Punters On Steppes Of Mongolia 

Eric Ellis Ulan Bator 

04/19/1996 

IT WOULDN'T take that big a cheque to corner the Mongolian Stock Exchange. With a capitalisation of around $150 million, the world's newest frontier market clearly has some more emerging to do. Indeed, Kerry Packer is worth more than the entire Mongolian economy.

But emerging it is and if enthusiasm is any guide, the Dr Livingstones of the investment world will be exploring Ulan Bator in no time.

They'd better have a strong stomach. The day the AFR called in, the smell of old mutton wafted through the trading floor, thanks to a sheep's head boiling away for lunch in the exchange's kitchen.

"We want to have modernisation in Mongolia but we also want to keep our traditions," says exchange chief executive Songiny Enkhbaatar.

A 38-year-old, Moscow-trained statistical economist, Mr Enkhbaatar is learning quickly on the job how his market functions. A well-thumbed copy of a basic American text How The Stock Market Works lies on his office desk.

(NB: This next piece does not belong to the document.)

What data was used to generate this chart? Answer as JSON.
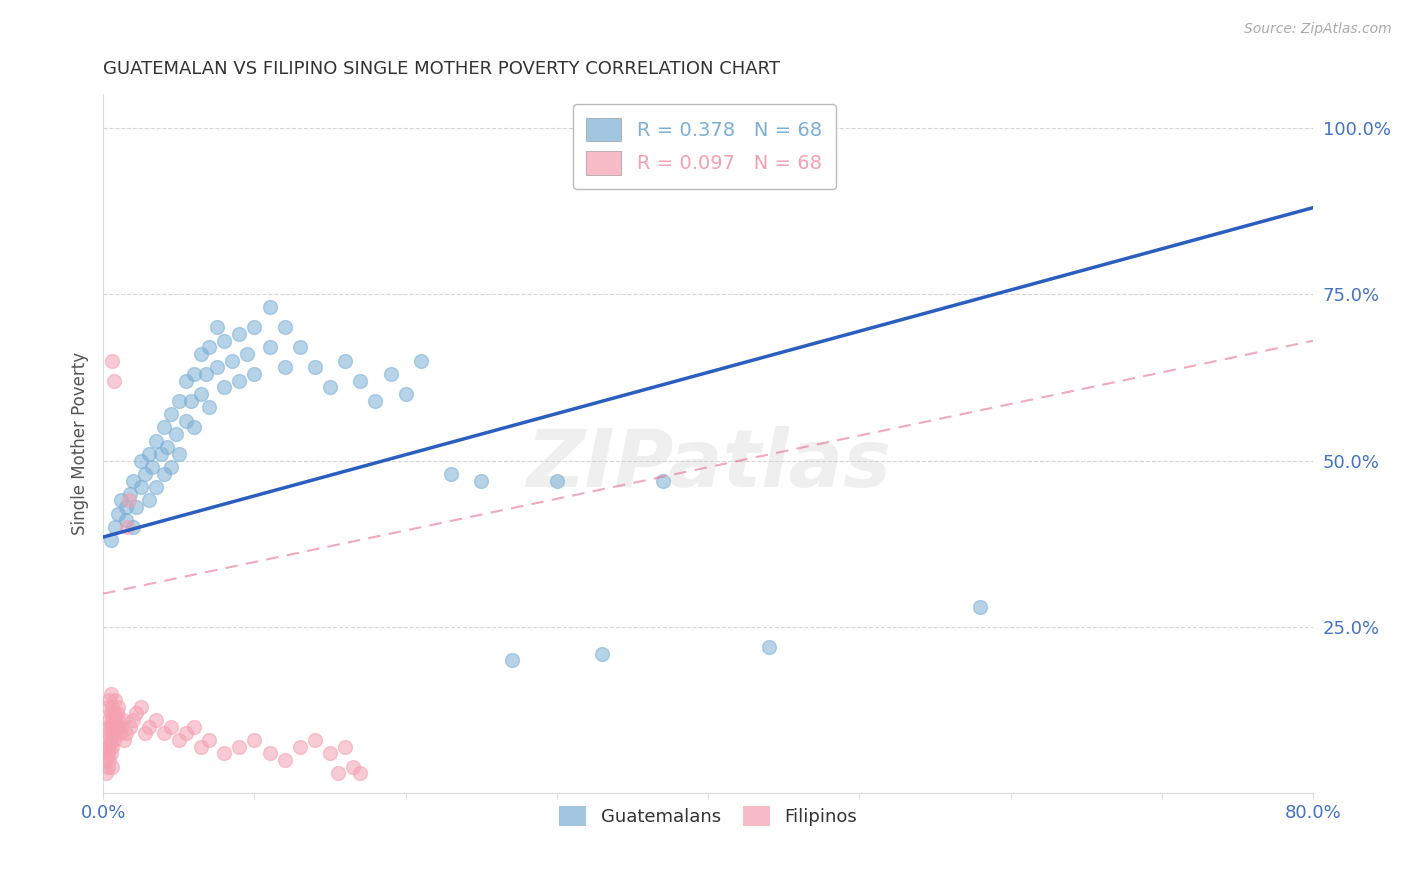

Housed in a mock Belle Epoque building redolent of Tsarist Russia, the exchange's symbolic location on Suhbaatar Square in central Ulan Bator indicates reform is at the heart of post-communist thinking here.

With Austrian aid, the Government spent $US4 million renovating the pink children's theatre on the square into a grand home.

The exchange had its beginnings in 1991, a key to the privatisation program that saw every Mongolian receive "vouchers" that could be traded for shares in former State-owned companies. But it took another four years for the exchange to formally open its doors and in September last year, some 28 stockbrokers took their seats to trade the 470 listed companies.

The exchange is fully computerised and its floor wouldn't be out of place in Sydney or Singapore, on which it has been modelled.

Trading since opening has been brisk by Mongolian standards and though the general index has been mostly even, some stocks have doubled.

Some 90,000 Mongolians have opened trading accounts since September and can watch proceedings by computer and modem link from offices across the Mongolian steppe.

The voucher system of privatisation put shares in every citizen's hands and even today, Mongolia effectively has 1.2 million shareholders through their exchangeable vouchers, one of the highest ownership ratios in the world.

Enkhbaatar says his exchange has not yet experienced such "exotic behaviour" as takeover bids or dawn raids. As for good prospects, Mongolia's temperatures of as low as minus 40 might get punters keen on stocks like the textile groups Gobi and the Mongolian Wool Company, while their taste for hard drink suggests the Arkhi Vodka Factory.

But this correspondent reckons it's difficult to go past the former State-owned Ulan Bator Hotel, a building surely designed by the same team that built Lenin's tomb in Moscow.

While the architecture or the hotel's near-inedible food won't get punters flocking to the "UB", the $US18 a minute international phone charges might.

You could dash across the Suhbaatar Square after putting the phone down to place a trade, insider dealing Mongolian-style.